関連イベント:Kawaiiの体現者・6%DOKIDOKIファッションショー
第1会場のkagooでは、11月14日(日)に関連イベントとして増田セバスチャンが1995年にオープンした原宿のショップ・ブランドである「6%DOKIDOKI」のファッションショーを開催。世界中から注目を集めるカラフルなビジュアルの面々はまさに「Kawaiiの現在地」の体現者たち。大阪でのファッションショーは初となり、テーマに「Colorful Riot」を掲げてショーを行います。最新アイテムを揃えたポップアップショップも11月12日(金)から14日(日)の3日間開催予定です。
- 開催概要
タイトル:増田セバスチャン「Yes, Kawaii Is Art」
ウェブサイト:https://sebastianmasuda.com/
[鑑賞料]
第1会場:平日500円 土日祝1,000円
第1・2会場通し:1,500円 (入場は1回限り)
第3会場:無料
[会場]
・第1会場/総合受付、チケット売り場
展示作品:Colorful Rebellion -Seventh Nightmare- 他
会期:2021年10/30(土)-11/21(日) *月・火・11/17(水)休廊
時間:12:00-18:00
会場:kagoo(旧ユナテック川北)
住所:大阪市住之江区北加賀屋5-4-19
・第2会場
展示作品:Fantastic Voyage
会期:2021年11/5(金)、6(土)、7(日)、12(金)、13(土)、14(日)
時間:13:00-14:00/15:00-16:00/17:00-18:00 *11/14(日)は17:00-18:00のみ
予約:https://sebastianmasuda.com/works/osaka/voyage/
*10月上旬に予約開始予定。予約開始日は後日増田セバスチャンのTwitter(@sebastea)で発表します。

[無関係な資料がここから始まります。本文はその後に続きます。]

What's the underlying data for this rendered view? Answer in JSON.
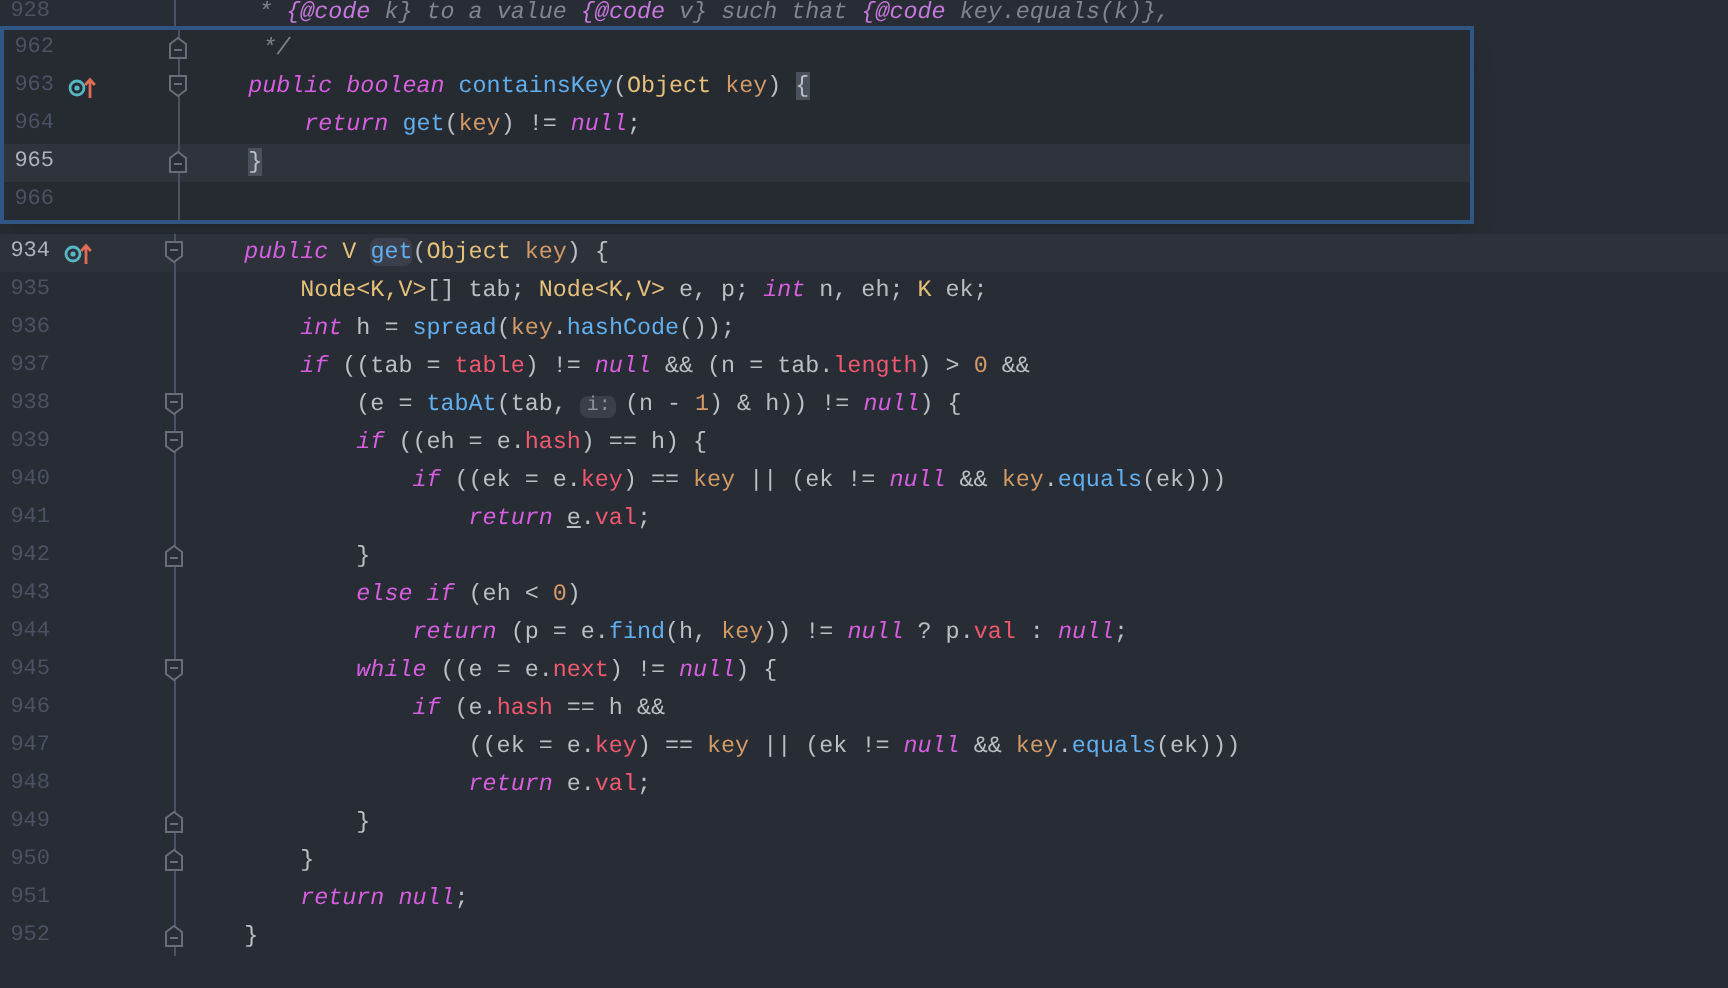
{
  "background_top_line": {
    "number": "928",
    "tokens": [
      {
        "t": "     * ",
        "kind": "comment"
      },
      {
        "t": "{@code",
        "kind": "tag"
      },
      {
        "t": " k} to a value ",
        "kind": "comment"
      },
      {
        "t": "{@code",
        "kind": "tag"
      },
      {
        "t": " v} such that ",
        "kind": "comment"
      },
      {
        "t": "{@code",
        "kind": "tag"
      },
      {
        "t": " key.equals(k)},",
        "kind": "comment"
      }
    ]
  },
  "popup": {
    "lines": [
      {
        "number": "962",
        "current": false,
        "marker": false,
        "fold_start": false,
        "fold_end": true,
        "tokens": [
          {
            "t": "     */",
            "kind": "comment"
          }
        ]
      },
      {
        "number": "963",
        "current": false,
        "marker": true,
        "fold_start": true,
        "fold_end": false,
        "tokens": [
          {
            "t": "    public ",
            "kind": "keyword"
          },
          {
            "t": "boolean ",
            "kind": "keyword"
          },
          {
            "t": "containsKey",
            "kind": "function"
          },
          {
            "t": "(",
            "kind": "plain"
          },
          {
            "t": "Object ",
            "kind": "type"
          },
          {
            "t": "key",
            "kind": "param"
          },
          {
            "t": ") ",
            "kind": "plain"
          },
          {
            "t": "{",
            "kind": "brace"
          }
        ]
      },
      {
        "number": "964",
        "current": false,
        "marker": false,
        "fold_start": false,
        "fold_end": false,
        "tokens": [
          {
            "t": "        return ",
            "kind": "keyword"
          },
          {
            "t": "get",
            "kind": "function"
          },
          {
            "t": "(",
            "kind": "plain"
          },
          {
            "t": "key",
            "kind": "param"
          },
          {
            "t": ") != ",
            "kind": "plain"
          },
          {
            "t": "null",
            "kind": "keyword"
          },
          {
            "t": ";",
            "kind": "plain"
          }
        ]
      },
      {
        "number": "965",
        "current": true,
        "marker": false,
        "fold_start": false,
        "fold_end": true,
        "tokens": [
          {
            "t": "    }",
            "kind": "brace"
          }
        ]
      },
      {
        "number": "966",
        "current": false,
        "marker": false,
        "fold_start": false,
        "fold_end": false
      }
    ]
  },
  "editor": {
    "lines": [
      {
        "number": "934",
        "current": true,
        "marker": true,
        "fold_start": true,
        "fold_end": false,
        "tokens": [
          {
            "t": "    public ",
            "kind": "keyword"
          },
          {
            "t": "V ",
            "kind": "type"
          },
          {
            "t": "get",
            "kind": "function_highlight"
          },
          {
            "t": "(",
            "kind": "plain"
          },
          {
            "t": "Object ",
            "kind": "type"
          },
          {
            "t": "key",
            "kind": "param"
          },
          {
            "t": ") {",
            "kind": "plain"
          }
        ]
      },
      {
        "number": "935",
        "current": false,
        "marker": false,
        "fold_start": false,
        "fold_end": false,
        "tokens": [
          {
            "t": "        Node<K,V>",
            "kind": "type"
          },
          {
            "t": "[] tab; ",
            "kind": "plain"
          },
          {
            "t": "Node<K,V>",
            "kind": "type"
          },
          {
            "t": " e, p; ",
            "kind": "plain"
          },
          {
            "t": "int",
            "kind": "keyword"
          },
          {
            "t": " n, eh; ",
            "kind": "plain"
          },
          {
            "t": "K",
            "kind": "type"
          },
          {
            "t": " ek;",
            "kind": "plain"
          }
        ]
      },
      {
        "number": "936",
        "current": false,
        "marker": false,
        "fold_start": false,
        "fold_end": false,
        "tokens": [
          {
            "t": "        int",
            "kind": "keyword"
          },
          {
            "t": " h = ",
            "kind": "plain"
          },
          {
            "t": "spread",
            "kind": "function"
          },
          {
            "t": "(",
            "kind": "plain"
          },
          {
            "t": "key",
            "kind": "param"
          },
          {
            "t": ".",
            "kind": "plain"
          },
          {
            "t": "hashCode",
            "kind": "function"
          },
          {
            "t": "());",
            "kind": "plain"
          }
        ]
      },
      {
        "number": "937",
        "current": false,
        "marker": false,
        "fold_start": false,
        "fold_end": false,
        "tokens": [
          {
            "t": "        if",
            "kind": "keyword"
          },
          {
            "t": " ((tab = ",
            "kind": "plain"
          },
          {
            "t": "table",
            "kind": "field"
          },
          {
            "t": ") != ",
            "kind": "plain"
          },
          {
            "t": "null",
            "kind": "keyword"
          },
          {
            "t": " && (n = tab.",
            "kind": "plain"
          },
          {
            "t": "length",
            "kind": "field"
          },
          {
            "t": ") > ",
            "kind": "plain"
          },
          {
            "t": "0",
            "kind": "number"
          },
          {
            "t": " &&",
            "kind": "plain"
          }
        ]
      },
      {
        "number": "938",
        "current": false,
        "marker": false,
        "fold_start": true,
        "fold_end": false,
        "tokens": [
          {
            "t": "            (e = ",
            "kind": "plain"
          },
          {
            "t": "tabAt",
            "kind": "function"
          },
          {
            "t": "(tab, ",
            "kind": "plain"
          },
          {
            "t": "i:",
            "kind": "hint"
          },
          {
            "t": "(n - ",
            "kind": "plain"
          },
          {
            "t": "1",
            "kind": "number"
          },
          {
            "t": ") & h)) != ",
            "kind": "plain"
          },
          {
            "t": "null",
            "kind": "keyword"
          },
          {
            "t": ") {",
            "kind": "plain"
          }
        ]
      },
      {
        "number": "939",
        "current": false,
        "marker": false,
        "fold_start": true,
        "fold_end": false,
        "tokens": [
          {
            "t": "            if",
            "kind": "keyword"
          },
          {
            "t": " ((eh = e.",
            "kind": "plain"
          },
          {
            "t": "hash",
            "kind": "field"
          },
          {
            "t": ") == h) {",
            "kind": "plain"
          }
        ]
      },
      {
        "number": "940",
        "current": false,
        "marker": false,
        "fold_start": false,
        "fold_end": false,
        "tokens": [
          {
            "t": "                if",
            "kind": "keyword"
          },
          {
            "t": " ((ek = e.",
            "kind": "plain"
          },
          {
            "t": "key",
            "kind": "field"
          },
          {
            "t": ") == ",
            "kind": "plain"
          },
          {
            "t": "key",
            "kind": "param"
          },
          {
            "t": " || (ek != ",
            "kind": "plain"
          },
          {
            "t": "null",
            "kind": "keyword"
          },
          {
            "t": " && ",
            "kind": "plain"
          },
          {
            "t": "key",
            "kind": "param"
          },
          {
            "t": ".",
            "kind": "plain"
          },
          {
            "t": "equals",
            "kind": "function"
          },
          {
            "t": "(ek)))",
            "kind": "plain"
          }
        ]
      },
      {
        "number": "941",
        "current": false,
        "marker": false,
        "fold_start": false,
        "fold_end": false,
        "tokens": [
          {
            "t": "                    return ",
            "kind": "keyword"
          },
          {
            "t": "e",
            "kind": "underlined"
          },
          {
            "t": ".",
            "kind": "plain"
          },
          {
            "t": "val",
            "kind": "field"
          },
          {
            "t": ";",
            "kind": "plain"
          }
        ]
      },
      {
        "number": "942",
        "current": false,
        "marker": false,
        "fold_start": false,
        "fold_end": true,
        "tokens": [
          {
            "t": "            }",
            "kind": "plain"
          }
        ]
      },
      {
        "number": "943",
        "current": false,
        "marker": false,
        "fold_start": false,
        "fold_end": false,
        "tokens": [
          {
            "t": "            else ",
            "kind": "keyword"
          },
          {
            "t": "if",
            "kind": "keyword"
          },
          {
            "t": " (eh < ",
            "kind": "plain"
          },
          {
            "t": "0",
            "kind": "number"
          },
          {
            "t": ")",
            "kind": "plain"
          }
        ]
      },
      {
        "number": "944",
        "current": false,
        "marker": false,
        "fold_start": false,
        "fold_end": false,
        "tokens": [
          {
            "t": "                return",
            "kind": "keyword"
          },
          {
            "t": " (p = e.",
            "kind": "plain"
          },
          {
            "t": "find",
            "kind": "function"
          },
          {
            "t": "(h, ",
            "kind": "plain"
          },
          {
            "t": "key",
            "kind": "param"
          },
          {
            "t": ")) != ",
            "kind": "plain"
          },
          {
            "t": "null",
            "kind": "keyword"
          },
          {
            "t": " ? p.",
            "kind": "plain"
          },
          {
            "t": "val",
            "kind": "field"
          },
          {
            "t": " : ",
            "kind": "plain"
          },
          {
            "t": "null",
            "kind": "keyword"
          },
          {
            "t": ";",
            "kind": "plain"
          }
        ]
      },
      {
        "number": "945",
        "current": false,
        "marker": false,
        "fold_start": true,
        "fold_end": false,
        "tokens": [
          {
            "t": "            while",
            "kind": "keyword"
          },
          {
            "t": " ((e = e.",
            "kind": "plain"
          },
          {
            "t": "next",
            "kind": "field"
          },
          {
            "t": ") != ",
            "kind": "plain"
          },
          {
            "t": "null",
            "kind": "keyword"
          },
          {
            "t": ") {",
            "kind": "plain"
          }
        ]
      },
      {
        "number": "946",
        "current": false,
        "marker": false,
        "fold_start": false,
        "fold_end": false,
        "tokens": [
          {
            "t": "                if",
            "kind": "keyword"
          },
          {
            "t": " (e.",
            "kind": "plain"
          },
          {
            "t": "hash",
            "kind": "field"
          },
          {
            "t": " == h &&",
            "kind": "plain"
          }
        ]
      },
      {
        "number": "947",
        "current": false,
        "marker": false,
        "fold_start": false,
        "fold_end": false,
        "tokens": [
          {
            "t": "                    ((ek = e.",
            "kind": "plain"
          },
          {
            "t": "key",
            "kind": "field"
          },
          {
            "t": ") == ",
            "kind": "plain"
          },
          {
            "t": "key",
            "kind": "param"
          },
          {
            "t": " || (ek != ",
            "kind": "plain"
          },
          {
            "t": "null",
            "kind": "keyword"
          },
          {
            "t": " && ",
            "kind": "plain"
          },
          {
            "t": "key",
            "kind": "param"
          },
          {
            "t": ".",
            "kind": "plain"
          },
          {
            "t": "equals",
            "kind": "function"
          },
          {
            "t": "(ek)))",
            "kind": "plain"
          }
        ]
      },
      {
        "number": "948",
        "current": false,
        "marker": false,
        "fold_start": false,
        "fold_end": false,
        "tokens": [
          {
            "t": "                    return",
            "kind": "keyword"
          },
          {
            "t": " e.",
            "kind": "plain"
          },
          {
            "t": "val",
            "kind": "field"
          },
          {
            "t": ";",
            "kind": "plain"
          }
        ]
      },
      {
        "number": "949",
        "current": false,
        "marker": false,
        "fold_start": false,
        "fold_end": true,
        "tokens": [
          {
            "t": "            }",
            "kind": "plain"
          }
        ]
      },
      {
        "number": "950",
        "current": false,
        "marker": false,
        "fold_start": false,
        "fold_end": true,
        "tokens": [
          {
            "t": "        }",
            "kind": "plain"
          }
        ]
      },
      {
        "number": "951",
        "current": false,
        "marker": false,
        "fold_start": false,
        "fold_end": false,
        "tokens": [
          {
            "t": "        return ",
            "kind": "keyword"
          },
          {
            "t": "null",
            "kind": "keyword"
          },
          {
            "t": ";",
            "kind": "plain"
          }
        ]
      },
      {
        "number": "952",
        "current": false,
        "marker": false,
        "fold_start": false,
        "fold_end": true,
        "tokens": [
          {
            "t": "    }",
            "kind": "plain"
          }
        ]
      }
    ]
  }
}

*カプセルに乗る「体験」のチケットについては情報が確定次第、上記URLにてアナウンスします。
会場:音ビル
住所:大阪市住之江区北加賀屋5-5-1
・第3会場
展示作品:Colorful Rebellion -WORLD TIME CLOCK- 他
会期:2021年11/12(金)-11/21(日) *月・火・水 休廊
時間:12:00-18:00
会場:千鳥文化ホール
住所:大阪市住之江区北加賀屋5-2-28
[関連イベント]
6%DOKIDOKIファッションショー 「Colorful Riot」
日程:2021年11/14(日)
時間:15:00-16:00
会場:第1会場 Kagoo 他
6%DOKIDOKIポップアップショップ
日程:2021年11/12(金)-11/14(日)
時間:12:00-18:00
会場:第1会場 Kagoo
[主催] 有限会社シックスパーセント、NPO法人 HELI(X)UM
[企画・制作] Yes, Kawaii Is Art 製作委員会
[協力] ASOBISYSTEM、千島土地株式会社、京都芸術大学ウルトラファクトリー
[問い合わせ先] info2@lov-lab.com
- プロフィール
増田セバスチャン
アーティスト
1970年生まれ。90年代より演劇、現代美術の世界で活動を始める。1995年より東京・原宿に拠点を持ち、一貫した独特な色彩感覚からアート、ファッション、エンターテインメントに渡り作品を制作。きゃりーぱみゅぱみゅ「PONPONPON」MV美術、「KAWAII MONSTER CAFE」プロデュースなど、 世界にKAWAII文化が知られるきっかけを作った。2017年度文化庁文化交流使、2018年度ニューヨーク大学(NYU Arts & Science)客員研究員、2019年Newsweek Japan 世界が尊敬する日本人100人。